Littrell has now filed two pro se motions seeking relief from his conviction and sentence, raising largely the same issues as in his initial motion. 28 U.S.C. § 2255(h) prohibits a movant from filing a second or successive motion under § 2255 without first receiving authorization from the appropriate United States Court of Appeals, however, so his motions will be denied. See 28 U.S.C. § 2255(h) (a federal inmate may not file a second or successive motion under § 2255 without first receiving authorization to do so from the appropriate United States Court of Appeals); see also, e.g., United States v. Head, Criminal No. 02-75(1) ADM/RLE, 2010 WL 254857, at *1 (D. Minn. June 21, 2010) (rejecting movant's attempt to re-litigate § 2255 motion in a Rule 60(b) motion because movant merely "alleges constitutional and fraudulent defects in the proceedings of the underlying trial.").
In particular, Littrell first moves for the release of grand jury transcripts from his underlying criminal case, alleging that the indictment was not signed by the grand jury foreperson.

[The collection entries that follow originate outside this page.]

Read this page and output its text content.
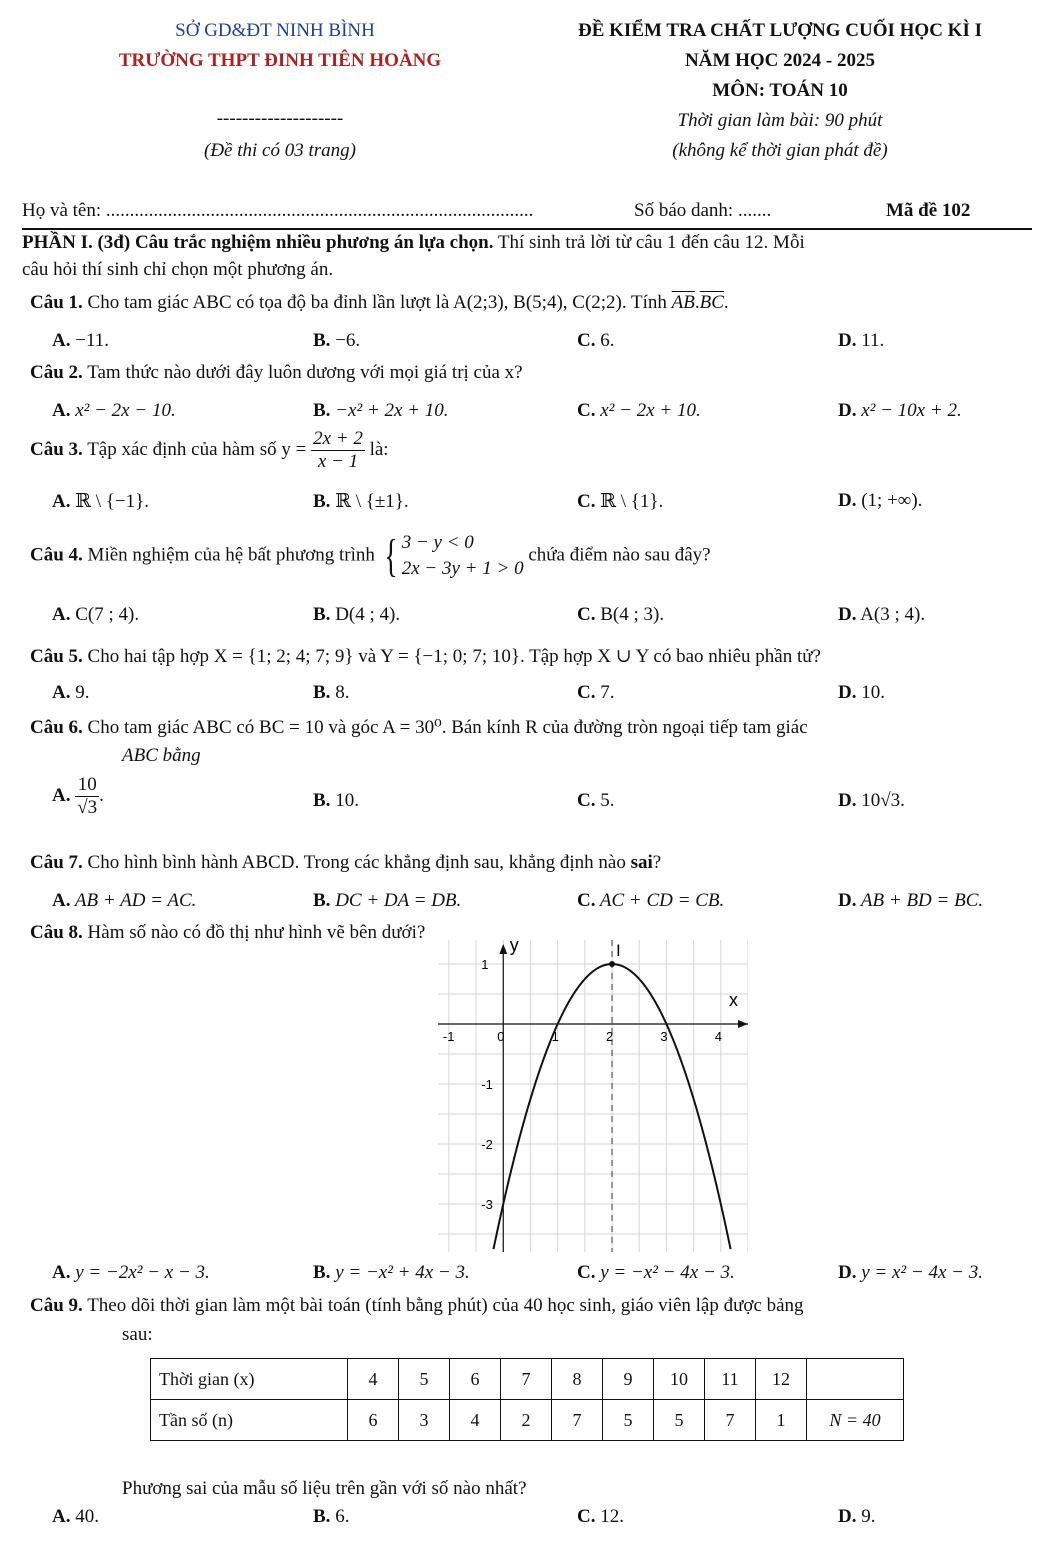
SỞ GD&ĐT NINH BÌNH
TRƯỜNG THPT ĐINH TIÊN HOÀNG
--------------------
(Đề thi có 03 trang)
ĐỀ KIỂM TRA CHẤT LƯỢNG CUỐI HỌC KÌ I
NĂM HỌC 2024 - 2025
MÔN: TOÁN 10
Thời gian làm bài: 90 phút
(không kể thời gian phát đề)
Họ và tên: ..........................................................................................	Số báo danh: .......	Mã đề 102
PHẦN I. (3đ) Câu trắc nghiệm nhiều phương án lựa chọn. Thí sinh trả lời từ câu 1 đến câu 12. Mỗi
câu hỏi thí sinh chỉ chọn một phương án.
Câu 1. Cho tam giác ABC có tọa độ ba đỉnh lần lượt là A(2;3), B(5;4), C(2;2). Tính $\overline{AB}.\overline{BC}$.
A. −11.	B. −6.	C. 6.	D. 11.
Câu 2. Tam thức nào dưới đây luôn dương với mọi giá trị của x?
A. x² − 2x − 10.	B. −x² + 2x + 10.	C. x² − 2x + 10.	D. x² − 10x + 2.
Câu 3. Tập xác định của hàm số $y = \frac{2x + 2}{x - 1}$ là:
A. ℝ \ {−1}.	B. ℝ \ {±1}.	C. ℝ \ {1}.	D. (1; +∞).
Câu 4. Miền nghiệm của hệ bất phương trình { 3 − y < 0
2x − 3y + 1 > 0
chứa điểm nào sau đây?
A. C(7 ; 4).	B. D(4 ; 4).	C. B(4 ; 3).	D. A(3 ; 4).
Câu 5. Cho hai tập hợp X = {1; 2; 4; 7; 9} và Y = {−1; 0; 7; 10}. Tập hợp X ∪ Y có bao nhiêu phần tử?
A. 9.	B. 8.	C. 7.	D. 10.
Câu 6. Cho tam giác ABC có BC = 10 và góc A = 30⁰. Bán kính R của đường tròn ngoại tiếp tam giác
ABC bằng
A. $\frac{10}{√3}$ .	B. 10.	C. 5.	D. 10√3.
Câu 7. Cho hình bình hành ABCD. Trong các khẳng định sau, khẳng định nào sai?
A. AB + AD = AC.	B. DC + DA = DB.	C. AC + CD = CB.	D. AB + BD = BC.
Câu 8. Hàm số nào có đồ thị như hình vẽ bên dưới?
x
y
-1	0	1	2	3	4
1
-1
-2
-3
I
A. y = −2x² − x − 3.	B. y = −x² + 4x − 3.	C. y = −x² − 4x − 3.	D. y = x² − 4x − 3.
Câu 9. Theo dõi thời gian làm một bài toán (tính bằng phút) của 40 học sinh, giáo viên lập được bảng
sau:
Thời gian (x)	4	5	6	7	8	9	10	11	12	
Tần số (n)	6	3	4	2	7	5	5	7	1	N = 40
Phương sai của mẫu số liệu trên gần với số nào nhất?
A. 40.	B. 6.	C. 12.	D. 9.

Littrell made the same request and allegations in his initial motion. As explained in the Memorandum and Order denying that motion, however, the record affirmatively refutes Littrell's claim that indictment was not signed by the foreperson, and Littrell's unsupported claims fall far short of showing the requisite particularized need for these transcripts. See, e.g., United States v. Jackson, 29 Fed. Appx. 453, 453 (8th Cir. 2002) (defendant's bare allegations that he needs copies of grand jury transcripts to determine if there was a defect in the grand jury process insufficient to show particularized need as required by Fed.R.Crim.P. 6(e)). Even aside from failing on the merits, I must deny this motion because it seeks to relitigate issues raised in Littrell's initial § 2255 motion without proof of authorization from the Eighth Circuit to file such a motion. See 28 U.S.C. § 2255(h).
In his second motion, Littrell seeks to reopen his habeas proceedings and to recall the Eighth Circuit's mandate, arguing once more that his indictment was not signed by the jury foreperson and that the criminal proceedings were accordingly tainted. This Court has no authority to recall the Eighth Circuit's mandates. Moreover, like his motion for release of grand jury transcripts, this motion seeks to relitigate issues raised in his initial § 2255 motion but contains no authorization to do so from the Eighth Circuit. It will therefore be denied. Littrell is reminded that, going forward, he cannot raise challenges to his sentence or conviction in this Court without first receiving authorization to do so from the Eighth Circuit.
For these reasons, IT IS HEREBY ORDERED that Littrell's motions for release of grand jury transcripts [#36] and to recall mandate and reopen case [#37] are both denied.